Hizaya girelim!
İşimiz, gücümüz durmadan birbirimizi yalanla aldatmak.
Yıllardır değişmeyen kaderimiz…
Bu kapalı kapılar ardında bekliyoruz.
Okyanustaki dallara kapılmış masum insanlar gibi…
Birbirlerine güvenmiyor.
Güven duymuyor.
Adalet diyor.
Toplum disiplini yok.
Ülkeyi çeteler sarmış!
Kadın hırsızlar çetesi …
Sahte gelinler çetesi…
Zam…
Stokçuluk…
Fırsatçılık…
İllet…
Zillet…
Bulutlar altında küskünler.
Hala görmeyen duymayanlar…
Peki, ne olacak bizim halimiz?
Fala bakıyoruz.
Suçlu arıyoruz.
***
”Eğri ile doğruyu alkışlayanlar fikirsizdir.
Eğri ile doğruyu ayıramıyorsan aklın yoktur.
Vatanına sahip çıkamıyorsan, ahlakın yoktur.

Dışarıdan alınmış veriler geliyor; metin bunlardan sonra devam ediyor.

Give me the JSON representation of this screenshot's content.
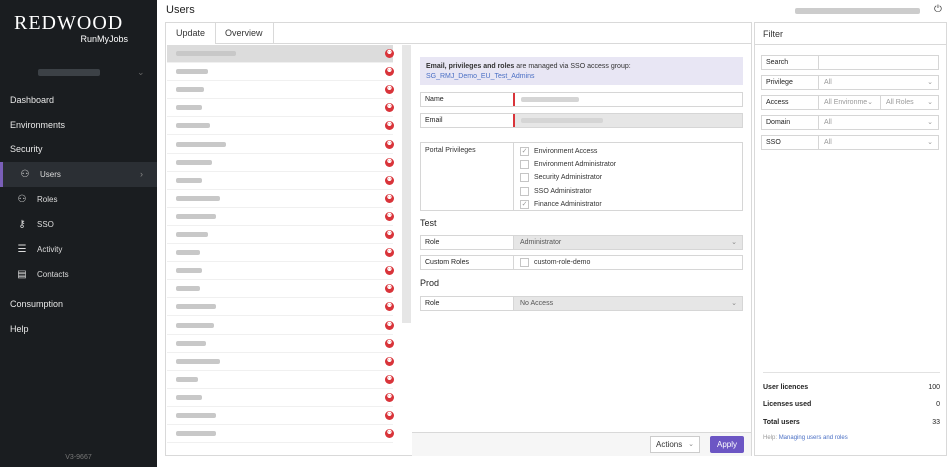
{
  "brand": {
    "name": "REDWOOD",
    "product": "RunMyJobs"
  },
  "sidebar": {
    "main_items": [
      {
        "label": "Dashboard"
      },
      {
        "label": "Environments"
      },
      {
        "label": "Security"
      }
    ],
    "security_items": [
      {
        "label": "Users",
        "icon": "user-icon",
        "glyph": "⚇",
        "active": true
      },
      {
        "label": "Roles",
        "icon": "roles-icon",
        "glyph": "⚇",
        "active": false
      },
      {
        "label": "SSO",
        "icon": "key-icon",
        "glyph": "⚷",
        "active": false
      },
      {
        "label": "Activity",
        "icon": "activity-icon",
        "glyph": "☰",
        "active": false
      },
      {
        "label": "Contacts",
        "icon": "contacts-icon",
        "glyph": "▤",
        "active": false
      }
    ],
    "bottom_items": [
      {
        "label": "Consumption"
      },
      {
        "label": "Help"
      }
    ],
    "version": "V3-9667"
  },
  "header": {
    "title": "Users"
  },
  "tabs": [
    {
      "label": "Update"
    },
    {
      "label": "Overview"
    }
  ],
  "user_list": {
    "count": 22,
    "badge_glyph": "⚉"
  },
  "detail": {
    "sso_notice_bold": "Email, privileges and roles",
    "sso_notice_rest": " are managed via SSO access group:",
    "sso_group": "SG_RMJ_Demo_EU_Test_Admins",
    "name_label": "Name",
    "email_label": "Email",
    "privileges_label": "Portal Privileges",
    "privileges": [
      {
        "label": "Environment Access",
        "checked": true
      },
      {
        "label": "Environment Administrator",
        "checked": false
      },
      {
        "label": "Security Administrator",
        "checked": false
      },
      {
        "label": "SSO Administrator",
        "checked": false
      },
      {
        "label": "Finance Administrator",
        "checked": true
      }
    ],
    "test_section": "Test",
    "test_role_label": "Role",
    "test_role_value": "Administrator",
    "custom_roles_label": "Custom Roles",
    "custom_role_option": "custom-role-demo",
    "prod_section": "Prod",
    "prod_role_label": "Role",
    "prod_role_value": "No Access"
  },
  "footer": {
    "actions_label": "Actions",
    "apply_label": "Apply"
  },
  "filter": {
    "title": "Filter",
    "search_label": "Search",
    "privilege_label": "Privilege",
    "privilege_value": "All",
    "access_label": "Access",
    "access_env_value": "All Environme",
    "access_roles_value": "All Roles",
    "domain_label": "Domain",
    "domain_value": "All",
    "sso_label": "SSO",
    "sso_value": "All"
  },
  "stats": [
    {
      "label": "User licences",
      "value": "100"
    },
    {
      "label": "Licenses used",
      "value": "0"
    },
    {
      "label": "Total users",
      "value": "33"
    }
  ],
  "help": {
    "prefix": "Help:",
    "link": "Managing users and roles"
  },
  "colors": {
    "accent": "#6c56c4",
    "badge": "#d9343a",
    "sidebar_bg": "#1a1d20"
  }
}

Aklını ve ahlakını kiraya verdinse yaşamıyorsun.”
***
Acı olma atılırsın, tatlı olma yutulursun!
***
Din üzerinden baskılar yapılıyor.
Şu sözleri yazarken içim kan ağlıyor.
Bir ilahiyatçı doğru olduğuna inanarak söylemiş!
Yasak ve cezaların çok olduğu bir dönemde…
Onun için ‘hizaya gelelim’ diye ben de yazıyorum:
”Dinbazlık öyle bir zehirdir ki, çocuğunu verdiğin tarikat yurdunda döverler, sen yine tarikatı savunursun.
Çocuğuna tecavüz ederler ama yine de tarikatı savunursun.”
Dinbazlık aklın ve ahlakın ölümüdür.
İnsanlık onurunun ezilip yok edilmesidir.
Yunus Emre , ”Söz ola pişire aşı, söz ola keser başı” demiş.
”Eline, diline, beline sahip ol” nasihatına uygun hareket edilmezse,
Toplum bozulur.
Kamil bir müslüman insanlık için hizmet eder, dini siyasete sermaye yapmaz.